A single company might make hardware, sell software subscriptions, and run a financing arm — so which sector does a fund put it in? The answer comes from a standardized rulebook, not a guess.
The short answer
Funds generally rely on standardized industry classification systems that sort companies into sectors and narrower industry groups based on their primary source of revenue, rather than each fund manager deciding independently. These systems apply consistent, published criteria across the entire market, which is what allows a “technology sector fund” or a “healthcare sector fund” from different companies to mean roughly the same thing to different investors.
Why classification needs to be standardized
If every fund defined “sector” its own way, sector-based comparisons would be meaningless — one fund’s healthcare sector might include health insurers, while another’s might not. Standardized classification systems solve this by applying the same rules to every public company, updating classifications as companies’ businesses evolve, and publishing the criteria so fund managers and index providers can apply them consistently rather than case by case.
How a company gets sorted
- Revenue is the primary test. Classification generally starts with where a company gets most of its revenue, not what it’s best known for or how its stock has historically traded.

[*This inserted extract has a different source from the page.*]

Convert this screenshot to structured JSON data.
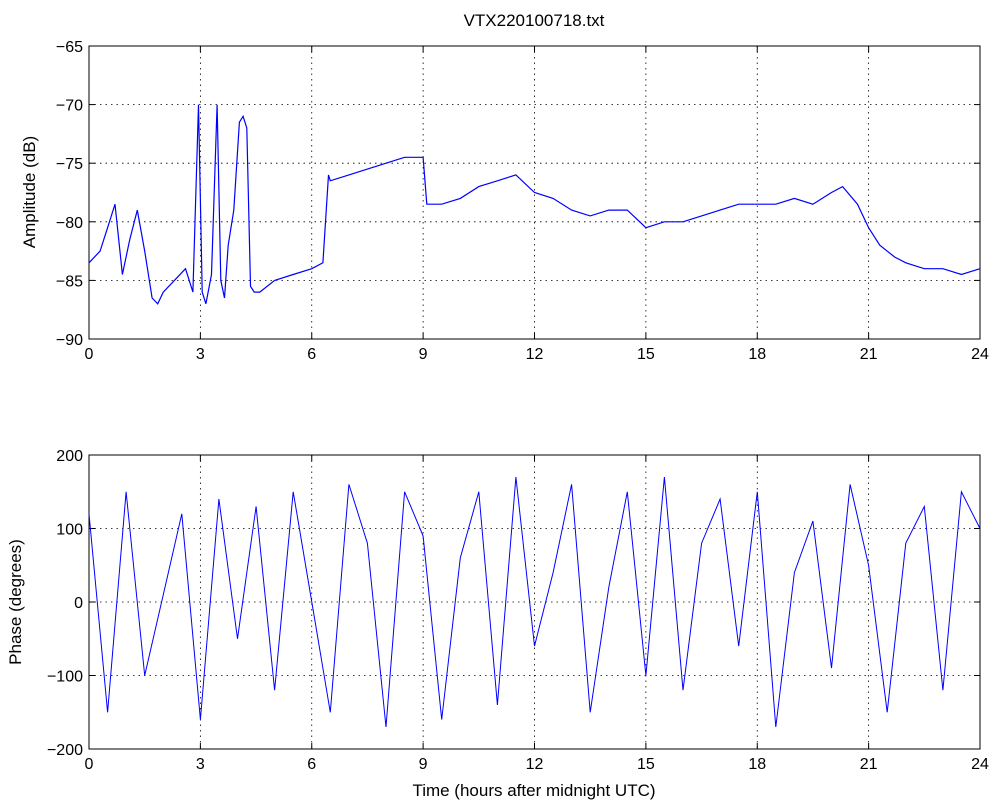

- Companies can be reclassified. As a business shifts its focus, moving further into a new line of revenue, for instance, its classification can change at a scheduled review, which can shift which sector funds hold it.
- Multiple levels of detail exist. Most systems break sectors down into narrower industry groups and sub-industries, letting a fund target something as broad as “all technology companies” or as specific as a narrower slice within it.

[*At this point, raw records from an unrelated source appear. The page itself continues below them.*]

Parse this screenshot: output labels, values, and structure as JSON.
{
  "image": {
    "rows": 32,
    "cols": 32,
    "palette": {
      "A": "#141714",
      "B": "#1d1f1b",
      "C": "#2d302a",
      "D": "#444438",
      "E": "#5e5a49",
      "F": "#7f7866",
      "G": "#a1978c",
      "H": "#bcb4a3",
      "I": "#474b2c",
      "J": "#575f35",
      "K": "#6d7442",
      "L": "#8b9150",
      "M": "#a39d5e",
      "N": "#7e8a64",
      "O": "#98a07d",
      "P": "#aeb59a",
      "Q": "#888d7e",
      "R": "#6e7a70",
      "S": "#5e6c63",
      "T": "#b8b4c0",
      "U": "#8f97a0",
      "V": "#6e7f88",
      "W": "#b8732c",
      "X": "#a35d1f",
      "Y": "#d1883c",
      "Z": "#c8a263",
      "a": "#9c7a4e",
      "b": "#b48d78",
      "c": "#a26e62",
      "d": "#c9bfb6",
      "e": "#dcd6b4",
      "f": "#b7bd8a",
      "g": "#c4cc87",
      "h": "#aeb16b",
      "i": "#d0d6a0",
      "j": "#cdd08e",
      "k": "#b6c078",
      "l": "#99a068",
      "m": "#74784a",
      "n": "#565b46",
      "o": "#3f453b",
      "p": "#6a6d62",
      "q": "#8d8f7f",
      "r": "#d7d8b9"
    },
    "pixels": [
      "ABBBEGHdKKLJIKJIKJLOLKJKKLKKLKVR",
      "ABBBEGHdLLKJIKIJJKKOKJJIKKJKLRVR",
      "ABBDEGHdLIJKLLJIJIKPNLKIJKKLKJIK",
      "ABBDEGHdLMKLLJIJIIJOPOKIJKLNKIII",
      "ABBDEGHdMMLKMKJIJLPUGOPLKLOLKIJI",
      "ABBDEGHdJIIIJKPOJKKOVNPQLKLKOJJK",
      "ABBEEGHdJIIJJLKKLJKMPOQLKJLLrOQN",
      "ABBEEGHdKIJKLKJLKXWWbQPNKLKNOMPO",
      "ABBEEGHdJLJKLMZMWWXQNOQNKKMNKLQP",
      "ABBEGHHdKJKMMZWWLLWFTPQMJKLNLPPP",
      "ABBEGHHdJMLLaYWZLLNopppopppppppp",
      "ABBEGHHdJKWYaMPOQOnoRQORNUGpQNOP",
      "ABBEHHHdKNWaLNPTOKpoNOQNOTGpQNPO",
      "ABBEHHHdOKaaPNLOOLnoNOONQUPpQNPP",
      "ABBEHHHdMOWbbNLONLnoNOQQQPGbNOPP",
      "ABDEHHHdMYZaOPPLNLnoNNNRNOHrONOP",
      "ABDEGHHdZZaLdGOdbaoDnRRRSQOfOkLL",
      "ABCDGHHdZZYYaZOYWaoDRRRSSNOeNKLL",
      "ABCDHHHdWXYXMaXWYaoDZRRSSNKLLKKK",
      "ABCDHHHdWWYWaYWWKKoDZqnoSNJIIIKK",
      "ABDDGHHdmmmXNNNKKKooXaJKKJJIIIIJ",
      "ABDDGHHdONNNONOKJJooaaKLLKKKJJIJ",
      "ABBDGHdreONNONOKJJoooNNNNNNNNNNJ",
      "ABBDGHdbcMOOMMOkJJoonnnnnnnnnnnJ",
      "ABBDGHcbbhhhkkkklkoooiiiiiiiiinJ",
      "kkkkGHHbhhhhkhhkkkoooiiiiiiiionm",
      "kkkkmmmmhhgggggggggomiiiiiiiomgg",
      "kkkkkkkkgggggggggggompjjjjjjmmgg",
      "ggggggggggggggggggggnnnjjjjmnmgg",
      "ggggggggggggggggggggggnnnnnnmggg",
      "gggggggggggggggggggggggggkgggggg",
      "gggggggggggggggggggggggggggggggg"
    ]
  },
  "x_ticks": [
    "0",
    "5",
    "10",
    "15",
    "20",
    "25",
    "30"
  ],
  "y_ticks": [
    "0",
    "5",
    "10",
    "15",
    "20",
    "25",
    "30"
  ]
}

- The system, not the fund manager, makes the call. A sector fund tracking an index generally follows the classification system’s placement rather than the fund manager’s own judgment about where a company belongs.

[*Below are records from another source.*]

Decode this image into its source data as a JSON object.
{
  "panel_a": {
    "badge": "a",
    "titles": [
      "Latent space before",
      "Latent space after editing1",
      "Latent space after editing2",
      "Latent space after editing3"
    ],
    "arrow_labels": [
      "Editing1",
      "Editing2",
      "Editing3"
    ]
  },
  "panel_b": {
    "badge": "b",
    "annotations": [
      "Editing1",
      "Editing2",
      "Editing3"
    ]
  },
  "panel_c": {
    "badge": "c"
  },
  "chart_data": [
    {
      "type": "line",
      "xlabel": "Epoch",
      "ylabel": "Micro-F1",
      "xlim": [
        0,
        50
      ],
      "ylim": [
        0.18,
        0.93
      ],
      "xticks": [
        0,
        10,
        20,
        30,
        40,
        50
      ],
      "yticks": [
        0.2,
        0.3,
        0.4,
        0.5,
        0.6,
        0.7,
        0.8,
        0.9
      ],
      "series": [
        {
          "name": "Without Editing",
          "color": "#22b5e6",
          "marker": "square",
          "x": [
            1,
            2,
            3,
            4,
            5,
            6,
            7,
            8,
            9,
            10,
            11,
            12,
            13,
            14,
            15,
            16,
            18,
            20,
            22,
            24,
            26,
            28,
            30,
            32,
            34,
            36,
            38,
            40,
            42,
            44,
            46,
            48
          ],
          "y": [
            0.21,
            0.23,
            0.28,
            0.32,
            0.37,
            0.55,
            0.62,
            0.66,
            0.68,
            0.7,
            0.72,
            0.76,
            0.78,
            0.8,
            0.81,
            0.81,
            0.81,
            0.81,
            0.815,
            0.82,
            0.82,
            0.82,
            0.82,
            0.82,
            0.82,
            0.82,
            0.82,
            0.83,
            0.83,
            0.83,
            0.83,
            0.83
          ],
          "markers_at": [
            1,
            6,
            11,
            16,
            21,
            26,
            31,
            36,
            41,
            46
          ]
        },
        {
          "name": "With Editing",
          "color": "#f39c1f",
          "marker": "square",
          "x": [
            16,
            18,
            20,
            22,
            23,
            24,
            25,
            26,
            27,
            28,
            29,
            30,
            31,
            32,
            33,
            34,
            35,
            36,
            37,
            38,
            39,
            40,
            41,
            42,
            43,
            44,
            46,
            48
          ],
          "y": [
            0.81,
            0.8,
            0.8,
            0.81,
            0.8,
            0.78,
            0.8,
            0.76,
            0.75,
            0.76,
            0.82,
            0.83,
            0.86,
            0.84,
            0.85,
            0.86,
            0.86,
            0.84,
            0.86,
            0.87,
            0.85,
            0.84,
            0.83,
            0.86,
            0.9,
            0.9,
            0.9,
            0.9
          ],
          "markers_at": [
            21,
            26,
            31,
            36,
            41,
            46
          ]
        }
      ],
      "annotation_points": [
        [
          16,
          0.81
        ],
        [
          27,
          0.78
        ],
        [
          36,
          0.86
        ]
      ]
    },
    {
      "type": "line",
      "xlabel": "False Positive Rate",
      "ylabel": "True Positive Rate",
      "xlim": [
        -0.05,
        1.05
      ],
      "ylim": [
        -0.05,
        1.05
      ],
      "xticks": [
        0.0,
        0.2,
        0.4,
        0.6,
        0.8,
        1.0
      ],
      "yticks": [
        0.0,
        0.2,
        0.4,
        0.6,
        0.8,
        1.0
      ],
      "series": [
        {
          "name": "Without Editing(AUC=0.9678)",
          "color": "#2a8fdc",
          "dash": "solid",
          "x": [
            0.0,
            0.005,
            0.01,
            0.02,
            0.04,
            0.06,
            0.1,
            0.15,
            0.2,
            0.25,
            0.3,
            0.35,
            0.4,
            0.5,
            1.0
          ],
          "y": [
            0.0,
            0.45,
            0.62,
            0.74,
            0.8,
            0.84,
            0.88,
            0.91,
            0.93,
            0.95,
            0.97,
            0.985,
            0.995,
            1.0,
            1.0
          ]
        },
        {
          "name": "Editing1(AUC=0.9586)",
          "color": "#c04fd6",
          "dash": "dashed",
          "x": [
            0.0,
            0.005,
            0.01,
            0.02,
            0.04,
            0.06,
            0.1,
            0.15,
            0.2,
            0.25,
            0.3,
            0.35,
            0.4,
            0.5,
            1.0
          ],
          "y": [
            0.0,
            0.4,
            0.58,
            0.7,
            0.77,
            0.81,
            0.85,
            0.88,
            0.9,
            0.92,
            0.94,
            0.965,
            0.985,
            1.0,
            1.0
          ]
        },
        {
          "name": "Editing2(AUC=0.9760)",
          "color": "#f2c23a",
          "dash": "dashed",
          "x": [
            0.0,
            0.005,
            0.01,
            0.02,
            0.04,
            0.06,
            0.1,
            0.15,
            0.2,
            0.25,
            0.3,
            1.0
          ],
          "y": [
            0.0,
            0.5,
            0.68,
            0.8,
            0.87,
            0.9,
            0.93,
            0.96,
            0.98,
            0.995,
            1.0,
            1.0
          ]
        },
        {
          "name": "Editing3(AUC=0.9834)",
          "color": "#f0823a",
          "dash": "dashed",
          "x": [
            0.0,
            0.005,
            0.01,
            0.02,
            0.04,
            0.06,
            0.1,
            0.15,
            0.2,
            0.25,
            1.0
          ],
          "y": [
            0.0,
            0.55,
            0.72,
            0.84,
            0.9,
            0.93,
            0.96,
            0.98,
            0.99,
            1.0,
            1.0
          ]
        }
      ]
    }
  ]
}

- Classification can lag reality. Because reviews happen on a set schedule rather than continuously, a company’s official classification may not reflect a business shift for months after that shift becomes apparent to the market.
Why this matters for diversification
Two funds that both call themselves diversified might have very different sector exposure depending on which classification scheme and which index they follow, and a company that seems obviously part of one sector to an everyday investor might officially sit in another. Understanding that classification is rules-based, not intuitive, helps explain surprises when checking a fund’s sector breakdown against personal assumptions about what diversification actually means. This is also one reason two index funds with similar names but different underlying index providers can report noticeably different sector weightings even when their overall holdings overlap heavily.
What to weigh
Because classification changes can shift a company from one sector to another, a sector fund’s holdings aren’t necessarily permanent even if the fund’s strategy and index never officially change. Reviewing a fund’s current holdings periodically, rather than assuming a sector fund’s makeup today matches what it held when first purchased, is a reasonable habit for anyone using sector funds as part of a broader asset allocation.
A practical habit
Sector classification is a background mechanism most investors never think about, but it quietly shapes what “healthcare fund” or “technology fund” actually means at any given time. Knowing that a standardized, rules-based system, not a fund manager’s opinion, decides where a company lands adds useful context to any sector-based investing decision.